O legado de Biden pode também ser afetado pela turbulência israelita. Os seus esforços para normalizar as relações entre Israel e a Arábia Saudita, que poderiam renovar a geopolítica do Médio Oriente, parecem, na melhor das hipóteses, estagnados. A Arábia Saudita não terá espaço político para negociar com Netanyahu enquanto centenas de palestinianos estiverem a ser mortos em ataques de represália israelitas em Gaza. Netanyahu tem ainda menos margem de manobra para fazer concessões territoriais duras aos palestinianos na Cisjordânia, que o acordo provavelmente exigiria para ultrapassar a linha de demarcação.
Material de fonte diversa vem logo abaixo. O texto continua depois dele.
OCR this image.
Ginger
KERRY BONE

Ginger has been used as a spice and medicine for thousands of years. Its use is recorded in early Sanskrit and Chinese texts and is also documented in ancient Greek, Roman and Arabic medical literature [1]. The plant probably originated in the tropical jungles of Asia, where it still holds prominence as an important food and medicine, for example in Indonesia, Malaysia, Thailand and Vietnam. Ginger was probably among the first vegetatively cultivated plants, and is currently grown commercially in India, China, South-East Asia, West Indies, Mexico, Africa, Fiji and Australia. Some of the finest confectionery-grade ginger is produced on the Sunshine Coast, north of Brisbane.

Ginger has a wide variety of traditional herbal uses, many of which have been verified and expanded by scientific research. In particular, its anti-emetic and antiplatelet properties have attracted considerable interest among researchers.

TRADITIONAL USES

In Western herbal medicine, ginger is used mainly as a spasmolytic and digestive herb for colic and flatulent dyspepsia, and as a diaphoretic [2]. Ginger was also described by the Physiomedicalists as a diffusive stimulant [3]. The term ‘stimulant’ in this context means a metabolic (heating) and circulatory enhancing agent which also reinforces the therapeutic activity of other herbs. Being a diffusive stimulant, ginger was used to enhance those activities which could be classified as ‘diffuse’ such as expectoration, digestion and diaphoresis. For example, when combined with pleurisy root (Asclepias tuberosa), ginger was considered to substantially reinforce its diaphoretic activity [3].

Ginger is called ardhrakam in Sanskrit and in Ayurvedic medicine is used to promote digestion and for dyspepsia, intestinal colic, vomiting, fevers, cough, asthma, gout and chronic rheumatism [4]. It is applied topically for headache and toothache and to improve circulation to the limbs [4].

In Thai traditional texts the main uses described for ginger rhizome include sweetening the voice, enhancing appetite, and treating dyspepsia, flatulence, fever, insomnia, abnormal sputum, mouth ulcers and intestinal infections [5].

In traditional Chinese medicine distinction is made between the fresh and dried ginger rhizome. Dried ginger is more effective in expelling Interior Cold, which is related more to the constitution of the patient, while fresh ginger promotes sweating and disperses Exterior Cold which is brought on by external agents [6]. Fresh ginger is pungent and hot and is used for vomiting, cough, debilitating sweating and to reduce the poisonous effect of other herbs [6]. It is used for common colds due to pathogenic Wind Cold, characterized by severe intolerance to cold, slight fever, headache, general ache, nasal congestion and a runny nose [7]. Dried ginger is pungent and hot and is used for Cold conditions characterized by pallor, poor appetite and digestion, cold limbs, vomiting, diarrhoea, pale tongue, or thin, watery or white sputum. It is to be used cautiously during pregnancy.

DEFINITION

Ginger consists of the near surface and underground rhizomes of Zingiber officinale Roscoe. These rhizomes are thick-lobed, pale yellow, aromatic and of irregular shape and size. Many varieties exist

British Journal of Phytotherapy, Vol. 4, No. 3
A natureza histórica do acordo proposto é uma das razões pelas quais o Irão pode ter tido um forte incentivo para apoiar o ataque do Hamas, mesmo que os EUA afirmem que, neste momento, não existem provas concretas do seu envolvimento.

As consequências do ataque a Israel podem também ter um impacto negativo noutra prioridade de Biden - a guerra na Ucrânia. Embora Israel receba dos EUA armas de maior tecnologia do que Kiev - como interceptores para a Cúpula de Ferro - uma guerra regional prolongada poderia sobrecarregar ainda mais os arsenais de reserva dos EUA, já esgotados pelas remessas para a Ucrânia. Biden pode tentar estabelecer paralelos entre o apoio dos EUA a Israel e o seu apoio à Ucrânia, outra nação democrática soberana que enfrenta um ataque externo. Mas os republicanos, que já se opõem a uma maior ajuda a Kiev, irão provavelmente argumentar que Washington deve dar prioridade ao seu velho amigo e não se pode dar ao luxo de ajudar ambos.

Todos estes desenvolvimentos podem precipitar reverberações políticas estratégicas mais alargadas. Há década e meia que os EUA tentam afastar-se do Médio Oriente e aproximar-se da Ásia. Mas qualquer sensação em Pequim e Moscovo de que os Estados Unidos estão a distrair-se novamente com a região abrirá espaço para os adversários americanos. A possibilidade de a China, a Rússia e o Irão encontrarem uma causa comum contra os Estados Unidos há muito que preocupa os peritos em política externa dos EUA. Não existe uma aliança formal contra os Estados Unidos que envolva estes três grandes adversários. Mas como o mundo parece estar a organizar-se em blocos democráticos e autocráticos, os líderes autoritários dos três países descobriram sinergias militares, económicas e estratégicas através da sua antipatia comum por Washington. E se os EUA forem desafiados ou enfraquecidos na Europa, no Médio Oriente ou na região Ásia-Pacífico, os três poderão beneficiar.

Na política e nas relações internacionais, tudo está ligado e uma ação desencadeia reacções contrárias. Assim, a guerra em Israel e Gaza terá repercussões muito mais amplas do que um canto maldito do Médio Oriente.